At the Canova Beach parking lot in Melbourne, people began coughing shortly after they got out of their cars.

 "You feel it,” said Brevardian Morgan Butcher, who was fishing from shore, “and it makes you start coughing" 

 "Classic symptoms of red tide,” said Mitchell Roffer, a retired oceanographer and Melbourne Beach resident.

Roffer says he took a photo of a brownish streak in the water near Vero Beach that he believes is red tide — harmful algae called Karenia brevis. When it blooms, Brevard’s Natural Resources says the naturally occurring algae can release toxins into the air and the water-- causing respiratory problems in people and death in many marine life.

“Blue fish, Spanish mackerel, mullet on the beach,” said Roffer. “It’s starting to stink up the place.”

In response to complaints, Brevard's Natural Resources sampled the ocean water at six south county beaches — three in Melbourne Beach, one in Satellite Beach, and another in Cocoa Beach.

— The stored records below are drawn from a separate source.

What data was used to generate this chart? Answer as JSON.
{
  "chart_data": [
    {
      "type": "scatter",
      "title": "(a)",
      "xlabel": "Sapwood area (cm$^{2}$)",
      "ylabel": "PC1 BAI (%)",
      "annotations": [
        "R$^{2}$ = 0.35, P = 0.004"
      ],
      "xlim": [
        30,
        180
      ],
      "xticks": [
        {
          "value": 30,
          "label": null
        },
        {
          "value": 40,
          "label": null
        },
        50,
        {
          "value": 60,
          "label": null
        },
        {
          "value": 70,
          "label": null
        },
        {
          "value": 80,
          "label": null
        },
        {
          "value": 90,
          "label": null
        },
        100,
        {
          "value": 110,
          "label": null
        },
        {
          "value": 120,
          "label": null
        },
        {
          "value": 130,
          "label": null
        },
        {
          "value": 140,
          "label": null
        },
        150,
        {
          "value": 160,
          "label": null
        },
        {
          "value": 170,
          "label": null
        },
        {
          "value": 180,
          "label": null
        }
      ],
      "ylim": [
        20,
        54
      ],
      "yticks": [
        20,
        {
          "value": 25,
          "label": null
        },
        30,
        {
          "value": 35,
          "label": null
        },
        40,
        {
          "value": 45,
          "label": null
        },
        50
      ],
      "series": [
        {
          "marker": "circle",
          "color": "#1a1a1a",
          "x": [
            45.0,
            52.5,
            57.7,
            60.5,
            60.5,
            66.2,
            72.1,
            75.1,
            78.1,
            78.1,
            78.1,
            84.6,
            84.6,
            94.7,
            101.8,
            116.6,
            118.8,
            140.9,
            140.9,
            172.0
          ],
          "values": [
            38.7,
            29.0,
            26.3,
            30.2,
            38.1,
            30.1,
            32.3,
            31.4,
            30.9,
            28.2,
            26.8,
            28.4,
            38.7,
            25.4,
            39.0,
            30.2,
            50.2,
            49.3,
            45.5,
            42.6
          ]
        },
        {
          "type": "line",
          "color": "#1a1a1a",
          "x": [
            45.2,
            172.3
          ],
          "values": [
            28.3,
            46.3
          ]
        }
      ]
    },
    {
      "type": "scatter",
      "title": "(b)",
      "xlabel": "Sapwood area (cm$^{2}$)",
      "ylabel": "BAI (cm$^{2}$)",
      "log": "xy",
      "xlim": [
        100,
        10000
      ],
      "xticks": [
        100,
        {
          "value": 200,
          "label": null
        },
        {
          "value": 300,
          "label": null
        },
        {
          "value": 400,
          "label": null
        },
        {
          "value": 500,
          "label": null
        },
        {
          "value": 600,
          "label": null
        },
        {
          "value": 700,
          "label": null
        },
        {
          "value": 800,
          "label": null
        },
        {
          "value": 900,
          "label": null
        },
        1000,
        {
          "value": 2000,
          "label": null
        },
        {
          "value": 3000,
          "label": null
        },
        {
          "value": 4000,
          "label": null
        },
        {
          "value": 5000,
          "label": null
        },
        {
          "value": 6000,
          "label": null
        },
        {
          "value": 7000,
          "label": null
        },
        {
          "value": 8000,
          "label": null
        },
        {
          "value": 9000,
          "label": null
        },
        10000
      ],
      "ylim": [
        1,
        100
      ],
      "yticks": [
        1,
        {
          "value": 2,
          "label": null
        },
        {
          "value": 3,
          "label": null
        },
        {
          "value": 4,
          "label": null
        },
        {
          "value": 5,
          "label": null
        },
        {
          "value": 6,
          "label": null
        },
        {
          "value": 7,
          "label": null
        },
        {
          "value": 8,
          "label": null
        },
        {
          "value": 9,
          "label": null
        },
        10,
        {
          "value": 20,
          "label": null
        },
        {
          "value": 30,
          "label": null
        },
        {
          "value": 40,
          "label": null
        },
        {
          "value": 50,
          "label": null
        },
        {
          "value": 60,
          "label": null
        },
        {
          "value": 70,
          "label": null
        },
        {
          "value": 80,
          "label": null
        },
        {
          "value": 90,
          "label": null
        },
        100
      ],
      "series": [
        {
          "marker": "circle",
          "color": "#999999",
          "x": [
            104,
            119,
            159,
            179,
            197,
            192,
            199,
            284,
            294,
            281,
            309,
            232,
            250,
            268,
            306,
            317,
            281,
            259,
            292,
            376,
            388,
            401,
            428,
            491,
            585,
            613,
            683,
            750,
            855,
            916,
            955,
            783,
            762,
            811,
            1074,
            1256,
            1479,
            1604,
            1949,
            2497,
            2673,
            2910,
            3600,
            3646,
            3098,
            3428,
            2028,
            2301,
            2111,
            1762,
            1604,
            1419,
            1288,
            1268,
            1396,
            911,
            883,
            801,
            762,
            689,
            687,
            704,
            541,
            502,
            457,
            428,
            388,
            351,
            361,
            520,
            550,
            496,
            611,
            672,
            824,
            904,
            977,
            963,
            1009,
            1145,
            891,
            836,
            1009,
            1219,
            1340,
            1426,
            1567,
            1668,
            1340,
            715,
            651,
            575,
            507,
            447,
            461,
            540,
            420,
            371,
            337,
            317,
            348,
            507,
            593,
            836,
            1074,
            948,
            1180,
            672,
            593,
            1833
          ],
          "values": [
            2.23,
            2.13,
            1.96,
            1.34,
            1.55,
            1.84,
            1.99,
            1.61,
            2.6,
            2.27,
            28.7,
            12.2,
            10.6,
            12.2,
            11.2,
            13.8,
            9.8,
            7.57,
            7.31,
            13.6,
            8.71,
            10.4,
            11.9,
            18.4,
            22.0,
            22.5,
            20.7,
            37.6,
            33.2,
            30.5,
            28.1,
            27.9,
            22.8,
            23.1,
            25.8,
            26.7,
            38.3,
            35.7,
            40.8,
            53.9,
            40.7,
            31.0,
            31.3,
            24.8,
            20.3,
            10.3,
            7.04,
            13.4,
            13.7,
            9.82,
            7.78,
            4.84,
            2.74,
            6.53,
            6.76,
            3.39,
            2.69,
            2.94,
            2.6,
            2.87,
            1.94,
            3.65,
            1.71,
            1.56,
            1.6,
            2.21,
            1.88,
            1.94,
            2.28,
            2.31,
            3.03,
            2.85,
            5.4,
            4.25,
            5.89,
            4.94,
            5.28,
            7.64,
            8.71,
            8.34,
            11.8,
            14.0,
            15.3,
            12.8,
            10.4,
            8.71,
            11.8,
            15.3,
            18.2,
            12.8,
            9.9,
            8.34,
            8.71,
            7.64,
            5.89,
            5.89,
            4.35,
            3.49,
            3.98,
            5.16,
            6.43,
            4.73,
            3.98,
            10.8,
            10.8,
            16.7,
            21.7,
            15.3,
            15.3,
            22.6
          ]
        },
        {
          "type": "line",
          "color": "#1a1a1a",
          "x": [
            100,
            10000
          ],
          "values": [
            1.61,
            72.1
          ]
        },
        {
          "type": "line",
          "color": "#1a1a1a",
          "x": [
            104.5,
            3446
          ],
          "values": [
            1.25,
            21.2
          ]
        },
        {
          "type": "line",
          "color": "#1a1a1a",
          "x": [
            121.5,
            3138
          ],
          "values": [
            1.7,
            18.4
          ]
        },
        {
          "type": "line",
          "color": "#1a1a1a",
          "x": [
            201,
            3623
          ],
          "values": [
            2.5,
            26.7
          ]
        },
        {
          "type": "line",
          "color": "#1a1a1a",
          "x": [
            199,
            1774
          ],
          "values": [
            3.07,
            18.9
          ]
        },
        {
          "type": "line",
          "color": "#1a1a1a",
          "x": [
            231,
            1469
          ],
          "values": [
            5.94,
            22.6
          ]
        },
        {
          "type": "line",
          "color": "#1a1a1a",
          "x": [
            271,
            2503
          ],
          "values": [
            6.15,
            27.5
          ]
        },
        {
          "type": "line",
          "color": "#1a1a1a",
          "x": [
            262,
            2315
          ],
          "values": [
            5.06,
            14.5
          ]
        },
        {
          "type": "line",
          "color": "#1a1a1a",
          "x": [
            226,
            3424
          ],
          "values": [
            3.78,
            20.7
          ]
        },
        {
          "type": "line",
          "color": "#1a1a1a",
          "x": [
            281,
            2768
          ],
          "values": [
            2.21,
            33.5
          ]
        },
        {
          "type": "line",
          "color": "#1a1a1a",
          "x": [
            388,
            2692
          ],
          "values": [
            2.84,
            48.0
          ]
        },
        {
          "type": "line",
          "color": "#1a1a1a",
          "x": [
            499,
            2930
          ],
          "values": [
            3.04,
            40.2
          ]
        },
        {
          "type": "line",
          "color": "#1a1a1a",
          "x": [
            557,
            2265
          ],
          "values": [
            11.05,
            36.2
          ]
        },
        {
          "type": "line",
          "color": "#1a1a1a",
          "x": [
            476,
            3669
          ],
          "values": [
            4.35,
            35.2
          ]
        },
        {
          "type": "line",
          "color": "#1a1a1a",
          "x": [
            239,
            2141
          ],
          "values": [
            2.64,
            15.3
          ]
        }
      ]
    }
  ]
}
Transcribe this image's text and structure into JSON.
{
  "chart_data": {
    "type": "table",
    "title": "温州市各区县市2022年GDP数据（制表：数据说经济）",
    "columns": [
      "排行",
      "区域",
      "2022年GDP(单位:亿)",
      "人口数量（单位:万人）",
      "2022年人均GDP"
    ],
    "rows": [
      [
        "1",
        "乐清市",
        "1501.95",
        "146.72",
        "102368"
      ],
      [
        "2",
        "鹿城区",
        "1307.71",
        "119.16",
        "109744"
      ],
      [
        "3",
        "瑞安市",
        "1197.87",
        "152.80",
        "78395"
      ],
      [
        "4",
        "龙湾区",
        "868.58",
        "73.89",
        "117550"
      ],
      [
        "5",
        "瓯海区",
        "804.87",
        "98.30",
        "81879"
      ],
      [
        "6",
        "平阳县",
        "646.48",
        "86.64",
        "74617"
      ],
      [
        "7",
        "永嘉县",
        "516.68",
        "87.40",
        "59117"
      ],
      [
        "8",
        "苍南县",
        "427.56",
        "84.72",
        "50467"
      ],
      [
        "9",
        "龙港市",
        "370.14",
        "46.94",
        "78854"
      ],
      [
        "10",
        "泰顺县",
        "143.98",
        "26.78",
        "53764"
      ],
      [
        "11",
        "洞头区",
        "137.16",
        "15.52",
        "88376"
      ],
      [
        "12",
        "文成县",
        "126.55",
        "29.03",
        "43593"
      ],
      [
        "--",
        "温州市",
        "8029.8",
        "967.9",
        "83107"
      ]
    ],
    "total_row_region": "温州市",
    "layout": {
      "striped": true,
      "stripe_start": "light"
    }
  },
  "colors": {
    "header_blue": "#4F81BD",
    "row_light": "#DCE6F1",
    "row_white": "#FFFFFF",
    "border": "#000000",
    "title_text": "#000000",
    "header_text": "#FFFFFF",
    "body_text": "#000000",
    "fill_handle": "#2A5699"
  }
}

 "The samples we just took, those will go off to Florida Fish and Wildlife,” said Terry Williamson, Lead Environmental Scientist did Brevard County’s Natural Resources Department,  “and they will verify Karenia brevis, is present and in what concentration, or cell count."

The county says the suspected red tide is patchy, and there are no widespread fish kills at this time. But retired oceanographer Mitchell Roffer says people with respiratory problems should use caution.

“It’s best to stay away from the places that have it,” said Roffer. “It's not every where, it's patchy, but we don't know what's going to happen in the next week or two.”

Williamson said the Florida Fish and Wildlife Conservation Commission will get the water samples on Wednesday, but because of the recent abundance of red tide sampling on the west coast of Florida, he said he’s not sure when the results will be returned.